I disagree with the writer that students entering the universities have twofold duties of study and speak for the silent majority.
I think students enter university with a primary responsibility of pursuing knowledge in their chosen field of study.
Our students are not sent as watchdogs of the executive government’s performances, public policies, laws and practices.
I think that our three discipline forces, police, defense and CIS have been given the primary role of upholding the constitutions, related laws and public policies and practices of country.
Our three disciplined forces have primary responsibilities of upholding the constitution and eradicating corrupt governments and set up good governments for the best interest of the nation.
Unfortunately, these forces have failed to fulfill their delegated responsibilities in the past 40 years of our political history.
Experiences in most developing countries and elsewhere show that it is the disciplined forces that are there to uphold the constitution, dethrone corrupt governments, set up military governments and return to civilian governments.
Conscious of military coups has been able to instill discipline and transparency in civilian governments in developing countries such as Papua New Guinea.
Fiji has just done that.
In PNG, our three disciplined forces have been serving their personal, sectional and selfish interest at the expense of the national interest. There is no unity between police, defense and CIS.

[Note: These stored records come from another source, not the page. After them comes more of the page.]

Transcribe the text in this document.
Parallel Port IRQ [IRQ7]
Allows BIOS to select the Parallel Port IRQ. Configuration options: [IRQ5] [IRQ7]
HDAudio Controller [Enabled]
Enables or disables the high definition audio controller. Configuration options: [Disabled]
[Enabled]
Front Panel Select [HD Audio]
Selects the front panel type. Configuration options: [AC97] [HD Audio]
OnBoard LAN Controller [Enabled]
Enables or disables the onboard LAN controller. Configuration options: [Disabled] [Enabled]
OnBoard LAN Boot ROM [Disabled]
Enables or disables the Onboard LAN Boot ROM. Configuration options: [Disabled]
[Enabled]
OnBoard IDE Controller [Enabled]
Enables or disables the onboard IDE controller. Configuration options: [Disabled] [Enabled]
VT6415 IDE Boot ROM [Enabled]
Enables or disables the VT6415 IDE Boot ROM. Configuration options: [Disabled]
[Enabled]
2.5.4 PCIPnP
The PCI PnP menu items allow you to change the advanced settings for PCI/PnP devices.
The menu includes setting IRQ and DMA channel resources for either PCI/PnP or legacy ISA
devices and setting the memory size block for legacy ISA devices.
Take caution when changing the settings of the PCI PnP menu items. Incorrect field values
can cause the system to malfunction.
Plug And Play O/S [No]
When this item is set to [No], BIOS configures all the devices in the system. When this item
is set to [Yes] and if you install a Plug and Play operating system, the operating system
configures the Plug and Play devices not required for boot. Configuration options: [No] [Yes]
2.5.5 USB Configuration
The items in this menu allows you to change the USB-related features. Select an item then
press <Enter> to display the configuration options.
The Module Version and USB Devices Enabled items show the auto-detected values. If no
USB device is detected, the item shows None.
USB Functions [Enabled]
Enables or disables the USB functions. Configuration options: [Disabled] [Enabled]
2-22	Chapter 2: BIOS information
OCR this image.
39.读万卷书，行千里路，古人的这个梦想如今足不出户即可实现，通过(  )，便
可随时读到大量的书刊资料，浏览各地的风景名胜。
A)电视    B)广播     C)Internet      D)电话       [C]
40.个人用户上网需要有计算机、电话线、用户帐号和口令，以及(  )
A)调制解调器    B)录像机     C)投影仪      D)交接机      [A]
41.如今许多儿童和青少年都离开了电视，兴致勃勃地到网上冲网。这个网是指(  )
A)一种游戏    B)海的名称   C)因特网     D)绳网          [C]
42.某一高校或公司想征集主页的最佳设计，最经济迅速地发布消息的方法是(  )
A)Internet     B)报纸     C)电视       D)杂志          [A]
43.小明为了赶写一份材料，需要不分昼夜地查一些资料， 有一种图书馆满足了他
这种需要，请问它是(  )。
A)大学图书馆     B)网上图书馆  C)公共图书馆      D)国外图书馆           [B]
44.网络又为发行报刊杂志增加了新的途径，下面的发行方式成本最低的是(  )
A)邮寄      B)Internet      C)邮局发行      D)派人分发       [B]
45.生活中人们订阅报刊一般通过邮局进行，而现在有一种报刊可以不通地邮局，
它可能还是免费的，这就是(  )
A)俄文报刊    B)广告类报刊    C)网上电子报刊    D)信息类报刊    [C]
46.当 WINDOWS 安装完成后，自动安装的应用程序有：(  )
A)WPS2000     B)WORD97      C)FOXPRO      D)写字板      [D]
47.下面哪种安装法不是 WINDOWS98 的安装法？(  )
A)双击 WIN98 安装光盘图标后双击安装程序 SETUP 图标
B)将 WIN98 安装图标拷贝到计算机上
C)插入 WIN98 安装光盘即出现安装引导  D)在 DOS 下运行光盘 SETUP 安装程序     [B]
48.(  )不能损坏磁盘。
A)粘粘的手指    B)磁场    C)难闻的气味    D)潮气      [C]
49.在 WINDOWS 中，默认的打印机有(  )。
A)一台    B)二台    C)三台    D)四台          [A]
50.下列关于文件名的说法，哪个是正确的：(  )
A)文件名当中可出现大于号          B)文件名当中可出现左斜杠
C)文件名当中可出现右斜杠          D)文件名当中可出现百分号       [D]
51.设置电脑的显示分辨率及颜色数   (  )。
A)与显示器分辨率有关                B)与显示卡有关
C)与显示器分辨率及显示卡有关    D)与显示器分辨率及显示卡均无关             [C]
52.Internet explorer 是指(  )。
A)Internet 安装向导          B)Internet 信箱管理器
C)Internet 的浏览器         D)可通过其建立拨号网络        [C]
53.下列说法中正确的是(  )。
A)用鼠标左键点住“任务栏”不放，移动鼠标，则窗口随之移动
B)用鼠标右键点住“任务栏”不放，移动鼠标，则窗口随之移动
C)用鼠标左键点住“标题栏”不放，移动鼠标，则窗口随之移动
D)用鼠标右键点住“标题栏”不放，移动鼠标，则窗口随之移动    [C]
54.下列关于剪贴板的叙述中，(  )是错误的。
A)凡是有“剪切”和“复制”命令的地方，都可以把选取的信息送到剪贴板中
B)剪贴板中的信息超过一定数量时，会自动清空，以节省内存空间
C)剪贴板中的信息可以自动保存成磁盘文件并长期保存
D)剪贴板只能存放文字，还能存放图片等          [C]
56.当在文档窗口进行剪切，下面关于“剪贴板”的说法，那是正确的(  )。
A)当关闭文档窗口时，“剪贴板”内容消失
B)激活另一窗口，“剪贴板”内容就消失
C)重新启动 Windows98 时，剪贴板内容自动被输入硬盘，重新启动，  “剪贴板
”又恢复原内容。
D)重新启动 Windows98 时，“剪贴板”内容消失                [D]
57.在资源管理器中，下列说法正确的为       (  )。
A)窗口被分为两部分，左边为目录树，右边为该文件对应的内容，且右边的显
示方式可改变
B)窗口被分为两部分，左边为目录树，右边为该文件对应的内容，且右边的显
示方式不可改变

In 1997, police supported Sir Julius Chan when defense attempted a military coup.
Even today, our three disciplined forces are divided among themselves to serve individual politicians and corrupted government than the collective interest of the 8 million people of PNG.
They are dancing to the music played by politicians.
If our disciplined forces are serving the nation’s interest which they have sworn to serve while holding the bible, then they will make politicians and corrupt governments to dance to their music.
Disciplined forces in PNG have underestimated their coercive powers to make politicians and corrupt governments to do the right things.
Their coercive powers have been compromised as a result of serving sectional and personal interest.
I think students been volunteers who have become sacrificial lamb at the altar of democracy in PNG.
Ever since the days of late Malipu Balakau and up until now, students have been forced to sacrifice their studies, good grades, scholarship and their very lives because those who supposed to do their jobs are not doing their part.
Most of the students are sons and daughters of the three disciplined forces. Parents are sleeping and the children are giving them a wake up for them to do the right thing at the right time.
I think it is shameful that police are shooting at unarmed students at UPNG. The students are only helping police to uphold the constitution and eradicate corrupt governments in PNG.
The police hierarchy should reassess their roles and start to do the right thing and likewise all disciplined forces.
As for the students, nothing good in life comes the easy way. There must be sacrifices, sweats, tears and blood for salvation of a nation.
After all, Jesus Christ son of God showed us the way that he has to sacrifice his life as a ransom for the salvation of humanity.
Sacrifice is the way to pursue your goals.